Sorry, but the BIX signal is crap unless you live in Ashland.
> > How about AM radio??
> >
> > If Alex Langer, who has regained conrtol of WBIX-1060, is
> > looking for a new format, he should consider classical
> > music.
> >
> > It's true that it no longer would have the sound quality
> of
> > FM stereo, but he could run it very inexpensively as an
> > automated/voicetracked operation, and possibly hire away a
>
> > couple of salespersons from WCRB-102.5 who can tell their
> > former station's advertisers that there's a new home for
> > classical music on Boston-area radio.
>
>
> I don't think that with the WBIX fidelity and signal that it
> could attract enough of the former WCRB audience to make
> enough ad revenue to fly.
>
> Nowadays I think a large portion of the classical audience
> would more likely get satellite radio, get receivers for HD2
> channels, tune to WGBH or WHRB when airing classical, and
> listen to their own CD's and perhaps even their iPods.
>
> In order for an AM classical station to fly here, wideband
> analog C-Quam AM stereo would have had to have been fully
> developed and such receivers would have to be available, and
> in order to deliver the wideband AM stereo without static
> and noise for classical music, it would have to be on a
> better signal than WBIX in the city without a powerful third
> adjacent (WBZ) and another local third adjacent (WILD),
> since selectivity goes out the window when listening to AM
> in wideband.
>
> WBIX's signal strength is adequate for low-fi, compressed
> talk radio even within the city, but not for classical music
> with it's dynamic range and quiet passages.

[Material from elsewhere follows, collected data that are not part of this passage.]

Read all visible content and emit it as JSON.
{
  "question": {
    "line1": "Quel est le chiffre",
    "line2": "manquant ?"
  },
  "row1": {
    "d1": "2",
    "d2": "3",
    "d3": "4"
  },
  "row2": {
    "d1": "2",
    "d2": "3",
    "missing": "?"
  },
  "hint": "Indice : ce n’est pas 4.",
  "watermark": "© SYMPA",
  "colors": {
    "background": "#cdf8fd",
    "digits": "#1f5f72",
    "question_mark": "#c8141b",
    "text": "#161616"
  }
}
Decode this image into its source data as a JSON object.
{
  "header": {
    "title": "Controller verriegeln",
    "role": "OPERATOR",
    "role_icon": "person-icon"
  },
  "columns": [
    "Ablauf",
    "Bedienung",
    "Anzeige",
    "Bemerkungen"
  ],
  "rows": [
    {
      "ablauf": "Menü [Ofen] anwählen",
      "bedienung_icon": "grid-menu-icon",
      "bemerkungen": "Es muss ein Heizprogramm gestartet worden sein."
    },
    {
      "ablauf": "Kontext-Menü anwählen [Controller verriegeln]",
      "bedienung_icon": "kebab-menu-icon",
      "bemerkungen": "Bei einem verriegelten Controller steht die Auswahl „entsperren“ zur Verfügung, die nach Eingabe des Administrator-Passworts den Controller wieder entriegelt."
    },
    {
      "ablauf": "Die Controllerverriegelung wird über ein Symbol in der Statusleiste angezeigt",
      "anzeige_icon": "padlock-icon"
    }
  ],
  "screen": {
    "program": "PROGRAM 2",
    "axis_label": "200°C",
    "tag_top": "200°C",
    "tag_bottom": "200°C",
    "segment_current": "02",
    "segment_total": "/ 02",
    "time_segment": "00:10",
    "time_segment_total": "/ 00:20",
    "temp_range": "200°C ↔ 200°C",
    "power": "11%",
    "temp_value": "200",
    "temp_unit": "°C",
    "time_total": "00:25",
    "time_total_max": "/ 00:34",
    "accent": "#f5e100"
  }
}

The background
> noise threshold would appear much more intrusive than with
> talk.
>
> At night, with WBIX's weakened night signal and a 10k
> heterodyne from 1050 in NYC, classical wouldn't cut it
> outside of a few nearby metro-west towns.
>
> Here in Somerville in the daytime, the classical pieces
> occasionally played on the 740 AM WJIB day signal sound
> excellent on my wideband C-Quam AM stereo just a few miles
> from their Fresh Pond transmitter, with no local or powerful
> adjacents more than five steps away on the dial. But, I'm
> probably one of only a handful of people in WJIB's listening
> area with receivers that can hear it that way.